St. John Passion, BWV 245, J. S. Bach
In my musical imagination, some pieces exist in perpetual motion in the ether. When I listen to them, it seems to me as if I am tapping into an ongoing stream playing continuously in the music of the spheres. The opening of the first Razumovsky Quartet (Beethoven's Opus 59 # 1), for example, sounds to me like those insistent eighth notes in the middle strings have been going on forever and the dialogue between the cello then joined by the first violin continue an ongoing eternal conversation.
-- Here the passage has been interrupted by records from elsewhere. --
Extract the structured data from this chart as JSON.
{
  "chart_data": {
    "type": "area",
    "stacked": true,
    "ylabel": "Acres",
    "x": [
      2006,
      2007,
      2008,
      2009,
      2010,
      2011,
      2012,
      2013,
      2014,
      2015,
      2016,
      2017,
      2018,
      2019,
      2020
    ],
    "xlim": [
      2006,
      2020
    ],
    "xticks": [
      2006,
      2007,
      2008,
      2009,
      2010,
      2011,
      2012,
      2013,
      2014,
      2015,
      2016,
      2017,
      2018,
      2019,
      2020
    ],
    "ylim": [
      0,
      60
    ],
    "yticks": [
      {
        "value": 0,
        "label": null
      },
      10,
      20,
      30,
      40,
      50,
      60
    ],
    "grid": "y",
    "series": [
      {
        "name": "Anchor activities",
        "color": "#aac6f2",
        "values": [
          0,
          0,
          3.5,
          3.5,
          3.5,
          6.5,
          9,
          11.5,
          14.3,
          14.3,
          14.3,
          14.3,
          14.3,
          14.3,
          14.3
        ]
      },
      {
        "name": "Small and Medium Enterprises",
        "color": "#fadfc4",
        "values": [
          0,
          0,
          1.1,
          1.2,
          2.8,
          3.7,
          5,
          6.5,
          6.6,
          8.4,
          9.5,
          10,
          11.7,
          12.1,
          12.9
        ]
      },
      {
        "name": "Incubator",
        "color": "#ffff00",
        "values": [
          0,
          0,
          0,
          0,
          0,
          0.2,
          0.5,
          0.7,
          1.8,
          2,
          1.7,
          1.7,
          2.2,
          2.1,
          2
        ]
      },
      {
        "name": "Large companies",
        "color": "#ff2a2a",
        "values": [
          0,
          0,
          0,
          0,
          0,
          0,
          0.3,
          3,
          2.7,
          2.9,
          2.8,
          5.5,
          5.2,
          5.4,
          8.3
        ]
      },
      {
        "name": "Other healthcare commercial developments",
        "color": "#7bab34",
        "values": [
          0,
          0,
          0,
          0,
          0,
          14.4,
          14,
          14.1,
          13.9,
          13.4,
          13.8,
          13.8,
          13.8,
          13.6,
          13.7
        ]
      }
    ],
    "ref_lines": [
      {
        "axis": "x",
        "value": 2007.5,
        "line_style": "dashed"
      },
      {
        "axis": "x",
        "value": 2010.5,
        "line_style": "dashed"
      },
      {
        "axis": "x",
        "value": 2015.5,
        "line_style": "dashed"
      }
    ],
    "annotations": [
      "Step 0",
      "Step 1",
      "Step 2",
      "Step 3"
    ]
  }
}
The opening movement of Bach’s St. John Passion has the same effect on me. The unrelenting eighth notes the continuo and the agitation and foreboding conveyed by the churning 16th note figures in the violins beckon me to join a journey that seemingly began long ago and will continue forever. The dissonant entry of the woodwinds in the first few measures warns that this road will lead us ineluctably to tragedy, even before the first entry of a human voice. You need not know the passion story or understand a word of German to sense the gathering clouds. How Bach can draw us into this vortex of anguish in just two or three measures, measures his musical mastery. The wonders wrought throughout the rest of the score have generated many a learned commentary. But I still marvel at how those first few bars announce seemingly incessant suffering with such immediacy and spare economy. In Bach’s oeuvre, every stroke of the quill has intention. Every dot on the paper reflects a choice and conveys meaning. It is absolutely astounding that Bach could create the St. John Passion while composing nearly weekly cantatas amidst the frenetic burst of activity during his first two years as the Leipzig Cantor.
Bach’s pride of workmanship and faith never allowed him to relax his standards. Soli Deo Gloria. In this Passion, and before and beyond in his compositions, every page makes a statement, every movement is a marvel, every assemblage forms a coherent whole (when not lost or unfinished.) Bach’s constant commitment to the highest standards stands as a challenge to each of us in our own work, even those of us of meager talent. The perfectionism of Bach’s craft is as unrelenting as his unfolding of the passion story according to St. John. The St. John Passion presents a pinnacle depiction of the extremes of the human experience. The Johannine world into which Bach draws us is dense, concentrated, and inexorable. Even more remarkable is that the very different Matthew passion was waiting in the wings.